100 pairs of the same running shoes … the Nike Pegasus has remained the workhorse of victory, launched in 1983, it is the all-time best-selling running shoe.
May 5, 2020
Today I bought my 100th pair of Nike Pegasus running shoes. Now in its 37th design generation, the Pegasus model has come a long way, and endures at the heart of the Nike range. I’ve been running for over 40 years now, incredibly (but of course I don’t feel that old because I’m a runner!), and I’ve stayed loyal to this shoe in all that time, though its many design interpretations.
I bought my first pair of Pegasus in 1983. I actually remember the day. Living in the north east of England, I was immersed in a region of great running heritage. As a 9 year old, I had started running with a pair of Nike Wally Waffles, a kids version of the early waffle trainer, and inspired by the recently retired Brendan Foster, who had brought the Nike brand to England.
By 1983, when I was 16 and winning north of England 1500m championships myself, the global force in athletics was another Tyneside athlete, Steve Cram. 1983 was a big year for Cram, winning the World Championships 1500m, and stepping up to superstardom. Nike had latched onto Cram, like they had years earlier with Michael Jordan, creating a Cram range of clothing and shoes in his distinctive black and yellow colour scheme. And Pegasus shoes too.
Every shoe brand creates a wide range of shoes, from cheaper to expensive, with a wide range of applications (indeed in the last 12 months I have bought a pair of Pegasus Turbo for fast workouts, and Pegasus Trail for the mountains). But Pegasus has always been a mid-range shoe – you can train in, and race in – not cheap, but it’s not expensive either (actually less that half the price of Nike’s most premium shoes, like the AlphaFlys, of Kipchoge marathon fame).

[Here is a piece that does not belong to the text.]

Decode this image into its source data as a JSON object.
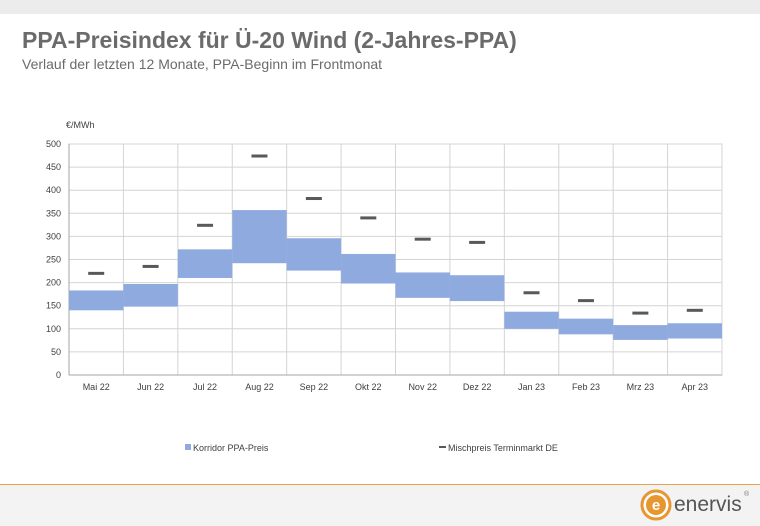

These days I live in Teddington, just outside London, a town full of runners who cross paths on their daily runs in the nearby royal parks, Bushy and Richmond, and along the River Thames. It’s home to four times Olympic champion Mo Farah too, another Nike sponsored athlete. Of course, he could have any running shoe he wanted, and even gets them customised with his name and logo. But look closely, and you will see that he also most often chooses the Pegasus to churn out the miles.

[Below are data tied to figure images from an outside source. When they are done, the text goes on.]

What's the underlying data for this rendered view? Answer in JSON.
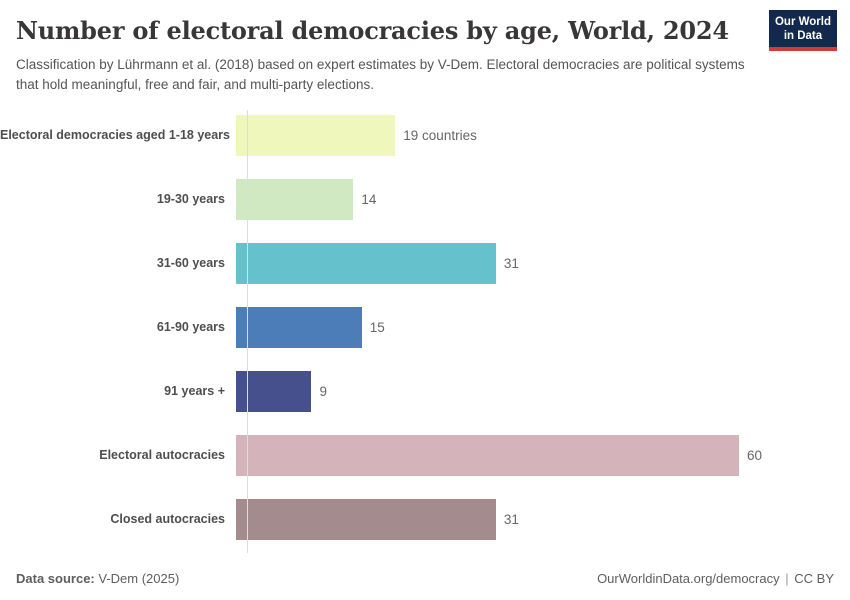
{
  "header": {
    "title": "Number of electoral democracies by age, World, 2024",
    "subtitle": "Classification by Lührmann et al. (2018) based on expert estimates by V-Dem. Electoral democracies are political systems that hold meaningful, free and fair, and multi-party elections.",
    "logo": {
      "line1": "Our World",
      "line2": "in Data",
      "bg_color": "#12294d",
      "accent_color": "#d13b32"
    }
  },
  "chart_data": {
    "type": "bar",
    "orientation": "horizontal",
    "title": "Number of electoral democracies by age, World, 2024",
    "categories": [
      "Electoral democracies aged 1-18 years",
      "19-30 years",
      "31-60 years",
      "61-90 years",
      "91 years +",
      "Electoral autocracies",
      "Closed autocracies"
    ],
    "values": [
      19,
      14,
      31,
      15,
      9,
      60,
      31
    ],
    "value_labels": [
      "19 countries",
      "14",
      "31",
      "15",
      "9",
      "60",
      "31"
    ],
    "bar_colors": [
      "#eff7bd",
      "#d0e9c2",
      "#65c2cc",
      "#4c7db8",
      "#45508c",
      "#d4b4ba",
      "#a48b8e"
    ],
    "xlabel": "",
    "ylabel": "",
    "xlim": [
      0,
      60
    ],
    "grid": false,
    "legend": false,
    "axis_line_color": "#dddddd"
  },
  "footer": {
    "data_source_label": "Data source:",
    "data_source_value": " V-Dem (2025)",
    "url": "OurWorldinData.org/democracy",
    "separator": "|",
    "license": "CC BY"
  }
}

I’m never quite sure when brands update a trusted model. Will the next version be as good as this one, can it be, do they really need to change it? So when Nike said the Pegasus 37 was coming soon, I quickly bought up some remaining 36’s, just in case. And now the 37 is here. I needn’t have worried, the Pegasus has evolved, but always stayed true to itself, and each version has always been a step forwards.
Oh, and here is how Nike remembers it’s most enduring shoe too.
Nike introduced the Pegasus, intended to be the shoe for every runner, in 1983. It was designed to be half air (similar to the winged half-horse it was named after) to represent movement, quickness and the allure of flying. In its 35 years of life, it has undergone major technology shifts and supported training efforts of countless everyday runners and even some of the world’s best distance runners. But it wasn’t always Nike’s golden running shoe:
1. It’s Nike’s all-time best-selling running shoe.
2. NIKE, Inc. Chairman, President and CEO, Mark Parker, was part of the team credited with making the first Peg. At the time, he was the manager of advanced product designs and the director of design concepts and engineering.
3. The Pegasus was the first shoe to feature an Air Wedge, a heel-only Air unit that, according to an October 1982 Nike catalog, “improves shock absorption by 12 percent over an EVA wedge” (which it replaced). In fact, it’s why the shoe was originally called the Air Wedge Trainer.
4. A children’s model became part of the line-up in 1987.
5. Visible Air was introduced to the shoe in 1996.
6. NIKE, Inc. founder, Phil Knight, may be wearing a Pegasus (in black) right now. He’s been spotted in Peg at black-tie events, public speaking appearances and between meetings at Nike’s World Campus in Beaverton, Oregon.
7. The franchise was temporarily dropped from the line in 1997. In 1998, it was renamed the Arma, and the technology (essentially) remained in the line. It made its official return to the line in 2000 as the Air Pegasus 2000, which was designed by Air Max Plus designer Sean McDowell as part of the newly created Bowerman Series (a collection dedicated to making consistent, dependable footwear for runners by runners).
8. In 2004 and for the first time in Pegasus history, the women’s version was adapted specifically for the anatomy of the female foot. The women’s saddle was made more “curvaceous,” and the medial support was increased. It wasn’t until 2006 that it became completely gender specific. And for 2018, if offers responsive Cushlon foam specifically tuned for women for the first time.
9. It’s the first non-basketball shoe to feature Nike FlyEase.
10. The 2018 Peg takes inspiration from the Zoom Vaporfly 4%, and for the first time offers a full-length articulated Zoom Airbag. (To prove an Airbag could be curved similarly to the way the 4%’s carbon-fibre plate was, the designer heated an Airbag in his microwave then wrapped it around a beer mug).